After making his debut in 1939 with the Harry James orchestra and consecrating himself with Tommy Dorsey‘s band between 1940 and 1942, he launched a risky move into a solo career with which he placed the role of singer – until then a mere second in the big bands-at the center of popular music.

His style based on Italian bel canto, with longer phrasing, greater vocal power and interpretive drama, differentiated him from the many associates of Bing Crosby, and the use of the microphone as if it were the body and face of a woman unleashed an enraged fan phenomenon that included street riots, screams, fainting and loss of bodily fluids from the innocent girls in short white socks.

These patterns were reproduced with slight variations, in each new musical advent, as would the perplexed and even harmful criticism from the previous generation; Abominations comparable to those leveled against rock and its creators were said about Sinatra’s fans.

Elvis Presley was the perfect figure to fulfill the recording industry’s goal of satisfying the attraction of working-class white youth to black music. At a time when racial segregation was commonplace, record companies created white idols to sell sanitized versions of rhythm and blues hits that rooted out the viscerality that made rock and roll a transformative sound.

Elvis was Caucasian and beautiful, from a humble family, the prototype of the American dream, and he was able to interpret the songs of African Americans without betraying the original message.

On stage, his performance was reinforced by explicitly sexual body language that broke with Sinatra’s subtle metaphors.
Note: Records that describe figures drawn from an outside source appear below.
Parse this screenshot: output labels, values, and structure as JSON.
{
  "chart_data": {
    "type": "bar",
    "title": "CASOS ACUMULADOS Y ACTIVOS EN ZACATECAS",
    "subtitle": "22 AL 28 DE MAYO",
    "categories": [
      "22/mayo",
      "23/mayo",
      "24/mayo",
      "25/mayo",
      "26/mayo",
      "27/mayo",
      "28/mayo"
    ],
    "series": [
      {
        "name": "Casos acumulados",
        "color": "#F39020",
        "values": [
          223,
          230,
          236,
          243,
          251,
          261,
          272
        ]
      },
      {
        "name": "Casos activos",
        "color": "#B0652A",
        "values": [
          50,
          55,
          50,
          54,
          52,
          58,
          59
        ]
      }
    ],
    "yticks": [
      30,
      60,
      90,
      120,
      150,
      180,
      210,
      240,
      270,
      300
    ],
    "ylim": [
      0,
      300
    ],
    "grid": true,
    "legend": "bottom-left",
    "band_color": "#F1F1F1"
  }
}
The cunning of his manager, Colonel Tom Parker, made him the greatest icon in the history of rock and roll and a role model for teenagers who were beginning to work and dream of a world built by and for them.

Thousands of musicians were inspired by Elvis and his contemporaries around the world to compose the soundtrack of their respective generations.

Presley himself was also bothered by the arrival of the Beatles. It is understandable that our two protagonists, quite conservative in their conception of art, found it difficult to find the appeal of the new sounds, but somehow they ended up accepting them and incorporating them without betraying their own stylistic postulates.